We're considering driving straight through. I'd do the first nine hours while B sleeps, and then he'd pick up so I could rest. I have a cousin in Columbia, SC, so we'd probably stop there if we needed to rest.

On the other hand, I am extremely impatient and hate being confined in a car for much longer than a few hours, so the Auto Train idea definitely has its merits. Driving straight through is B's idea.  When he moved to MI, he drove the 24 hours from ABQ to KAL with just one stop for a 3-hour nap. 

I could survive a night in Coach if it involved free food (and it's not like it's a very long trip). Plus, I love the idea of being able to watch the scenery along the ocean stretches. I didn't realize how close Sanford is to Orlando, so you make a very good point about saving on gas/hotel (if we didn't stay with my cousin). Thanks, Ryan.  I'll definitely reconsider and talk to B about it.


----------



## Ryan (Jan 2, 2013)

That'd be a crazy though drive!!! My limit is about 13 hours, even with team driving.
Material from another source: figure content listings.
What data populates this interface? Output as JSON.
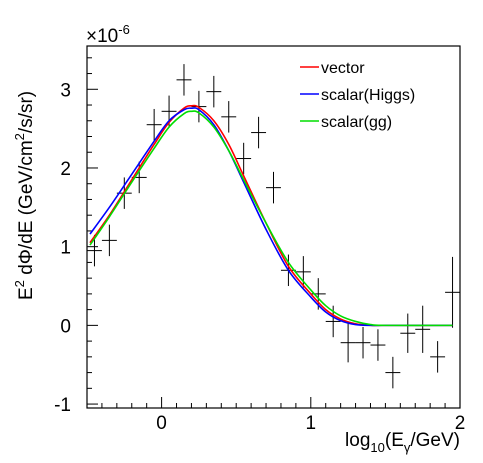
{
  "chart_data": {
    "type": "line",
    "title": "",
    "xlabel": {
      "base": "log",
      "sub1": "10",
      "mid": "(E",
      "sub2": "γ",
      "end": "/GeV)"
    },
    "ylabel": {
      "base": "E",
      "sup": "2",
      "mid": " dΦ/dE (GeV/cm",
      "sup2": "2",
      "end": "/s/sr)"
    },
    "y_multiplier": {
      "base": "×10",
      "exp": "-6"
    },
    "xlim": [
      -0.5,
      2.0
    ],
    "ylim": [
      -1.05,
      3.55
    ],
    "x_ticks": [
      0,
      1,
      2
    ],
    "x_tick_labels": [
      "0",
      "1",
      "2"
    ],
    "y_ticks": [
      -1,
      0,
      1,
      2,
      3
    ],
    "y_tick_labels": [
      "-1",
      "0",
      "1",
      "2",
      "3"
    ],
    "grid": false,
    "legend_position": "top-right",
    "series": [
      {
        "name": "vector",
        "color": "#ff0000",
        "x": [
          -0.48,
          -0.35,
          -0.2,
          -0.05,
          0.05,
          0.15,
          0.2,
          0.25,
          0.35,
          0.45,
          0.55,
          0.7,
          0.85,
          1.0,
          1.1,
          1.2,
          1.3,
          1.4,
          1.5,
          1.95
        ],
        "y": [
          1.05,
          1.4,
          1.85,
          2.3,
          2.58,
          2.76,
          2.79,
          2.77,
          2.6,
          2.3,
          1.9,
          1.3,
          0.75,
          0.4,
          0.2,
          0.08,
          0.02,
          0.0,
          0.0,
          0.0
        ]
      },
      {
        "name": "scalar(Higgs)",
        "color": "#0000ff",
        "x": [
          -0.48,
          -0.35,
          -0.2,
          -0.05,
          0.05,
          0.15,
          0.2,
          0.25,
          0.35,
          0.45,
          0.55,
          0.7,
          0.85,
          1.0,
          1.1,
          1.2,
          1.3,
          1.4,
          1.5,
          1.95
        ],
        "y": [
          1.16,
          1.5,
          1.92,
          2.34,
          2.6,
          2.74,
          2.76,
          2.74,
          2.55,
          2.22,
          1.82,
          1.22,
          0.7,
          0.36,
          0.17,
          0.06,
          0.01,
          0.0,
          0.0,
          0.0
        ]
      },
      {
        "name": "scalar(gg)",
        "color": "#00dd00",
        "x": [
          -0.48,
          -0.35,
          -0.2,
          -0.05,
          0.05,
          0.15,
          0.2,
          0.25,
          0.35,
          0.45,
          0.55,
          0.7,
          0.85,
          1.0,
          1.1,
          1.2,
          1.3,
          1.4,
          1.5,
          1.95
        ],
        "y": [
          1.02,
          1.38,
          1.82,
          2.25,
          2.52,
          2.69,
          2.72,
          2.7,
          2.52,
          2.22,
          1.85,
          1.3,
          0.8,
          0.45,
          0.25,
          0.12,
          0.05,
          0.01,
          0.0,
          0.0
        ]
      }
    ],
    "data_points": {
      "x": [
        -0.45,
        -0.35,
        -0.25,
        -0.15,
        -0.05,
        0.05,
        0.15,
        0.25,
        0.35,
        0.45,
        0.55,
        0.65,
        0.75,
        0.85,
        0.95,
        1.05,
        1.15,
        1.25,
        1.35,
        1.45,
        1.55,
        1.65,
        1.75,
        1.85,
        1.95
      ],
      "y": [
        0.95,
        1.08,
        1.68,
        1.88,
        2.55,
        2.72,
        3.12,
        2.78,
        2.97,
        2.65,
        2.12,
        2.45,
        1.75,
        0.7,
        0.68,
        0.4,
        0.05,
        -0.22,
        -0.22,
        -0.25,
        -0.6,
        -0.1,
        -0.05,
        -0.4,
        0.42
      ],
      "yerr": [
        0.2,
        0.2,
        0.2,
        0.2,
        0.2,
        0.2,
        0.2,
        0.2,
        0.2,
        0.2,
        0.2,
        0.2,
        0.2,
        0.2,
        0.2,
        0.2,
        0.2,
        0.25,
        0.2,
        0.2,
        0.2,
        0.25,
        0.3,
        0.2,
        0.45
      ],
      "xerr": 0.05
    }
  }
}
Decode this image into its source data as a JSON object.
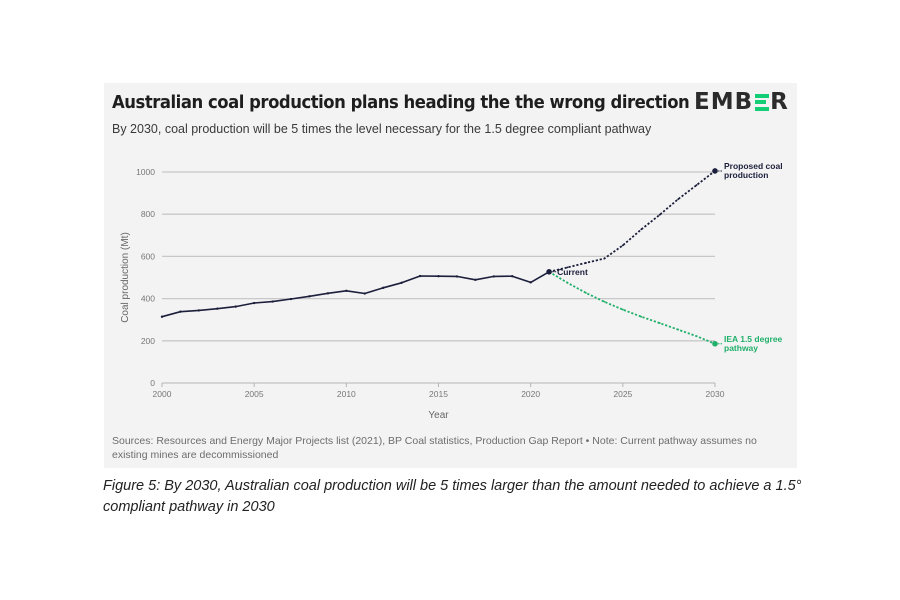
{
  "header": {
    "title": "Australian coal production plans heading the the wrong direction",
    "subtitle": "By 2030, coal production will be 5 times the level necessary for the 1.5 degree compliant pathway",
    "logo": {
      "left": "EMB",
      "middle": "E",
      "right": "R",
      "accent_color": "#13ce74"
    }
  },
  "sources": "Sources: Resources and Energy Major Projects list (2021), BP Coal statistics, Production Gap Report • Note: Current pathway assumes no existing mines are decommissioned",
  "caption": "Figure 5: By 2030, Australian coal production will be 5 times larger than the amount needed to achieve a 1.5° compliant pathway in 2030",
  "colors": {
    "historical": "#1b1f3b",
    "proposed": "#1b1f3b",
    "iea": "#20b06a",
    "grid": "#c8c8c8",
    "tick_text": "#777777",
    "panel_bg": "#f3f3f3"
  },
  "chart_data": {
    "type": "line",
    "title": "Australian coal production plans heading the the wrong direction",
    "subtitle": "By 2030, coal production will be 5 times the level necessary for the 1.5 degree compliant pathway",
    "xlabel": "Year",
    "ylabel": "Coal production (Mt)",
    "xlim": [
      2000,
      2030
    ],
    "ylim": [
      0,
      1000
    ],
    "xticks": [
      2000,
      2005,
      2010,
      2015,
      2020,
      2025,
      2030
    ],
    "yticks": [
      0,
      200,
      400,
      600,
      800,
      1000
    ],
    "grid": "horizontal",
    "series": [
      {
        "name": "Historical",
        "style": "solid",
        "x": [
          2000,
          2001,
          2002,
          2003,
          2004,
          2005,
          2006,
          2007,
          2008,
          2009,
          2010,
          2011,
          2012,
          2013,
          2014,
          2015,
          2016,
          2017,
          2018,
          2019,
          2020,
          2021
        ],
        "y": [
          314,
          338,
          344,
          352,
          362,
          379,
          386,
          398,
          411,
          425,
          437,
          424,
          451,
          475,
          507,
          506,
          505,
          489,
          505,
          506,
          477,
          527
        ]
      },
      {
        "name": "Proposed coal production",
        "label_lines": [
          "Proposed coal",
          "production"
        ],
        "style": "dotted",
        "x": [
          2021,
          2022,
          2023,
          2024,
          2025,
          2026,
          2027,
          2028,
          2029,
          2030
        ],
        "y": [
          527,
          548,
          569,
          590,
          652,
          728,
          797,
          871,
          938,
          1005
        ]
      },
      {
        "name": "IEA 1.5 degree pathway",
        "label_lines": [
          "IEA 1.5 degree",
          "pathway"
        ],
        "style": "dotted",
        "x": [
          2021,
          2022,
          2023,
          2024,
          2025,
          2026,
          2027,
          2028,
          2029,
          2030
        ],
        "y": [
          527,
          475,
          427,
          385,
          348,
          314,
          284,
          253,
          222,
          186
        ]
      }
    ],
    "annotations": [
      {
        "text": "Current",
        "x": 2021,
        "y": 527
      }
    ]
  }
}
Happy to help! (but sorry, no Auto Train scenery along the ocean)


----------



## Trogdor (Jan 2, 2013)

Ryan said:


> They did, the blue lines are planes, the red ones are trains.


Sooooo confusing.


----------



## Swadian Hardcore (Jan 3, 2013)

Trogdor said:


> Ryan said:
> 
> 
> > They did, the blue lines are planes, the red ones are trains.
> ...


But you said all that stuff about "check-ins" and whatnot.


----------



## Texan Eagle (Jan 3, 2013)

Swadian Hardcore said:


> Trogdor said:
> 
> 
> > Ryan said:
> ...


Why is that so difficult to understand?

A person reports he is at airport A at one time. Few hours later he reports he is at airport B. This means he flew from A to B, so that's one set of data you got. Now rinse repeat this for several thousand passengers and you get nice collection of data showing where people are flying from and to. Similarly with trains. And driving. What's confusing here?


----------



## Ashland Train Enthusiast (Jan 3, 2013)

jis said:


> And white ones are car.
> 
> At least I find this map quite illuminating. With the blue lines you can almost see the hub and spoke strategy of all airlines displayed nicely.
> 
> The red lines clearly show the corridors where most of the rail travel takes place.


I think what's also interesting is the what appear to be one-off rail trips like in what I think is Minneapolis, as well as what I'd guess to be Memphis -> Jackson, and then in Atlanta and FL too. Given that I'd venture a guess to say that Foursquare users are generally younger and more technically savvy, we can also look at this to see what methods of transportation this segment of the population frequent.


----------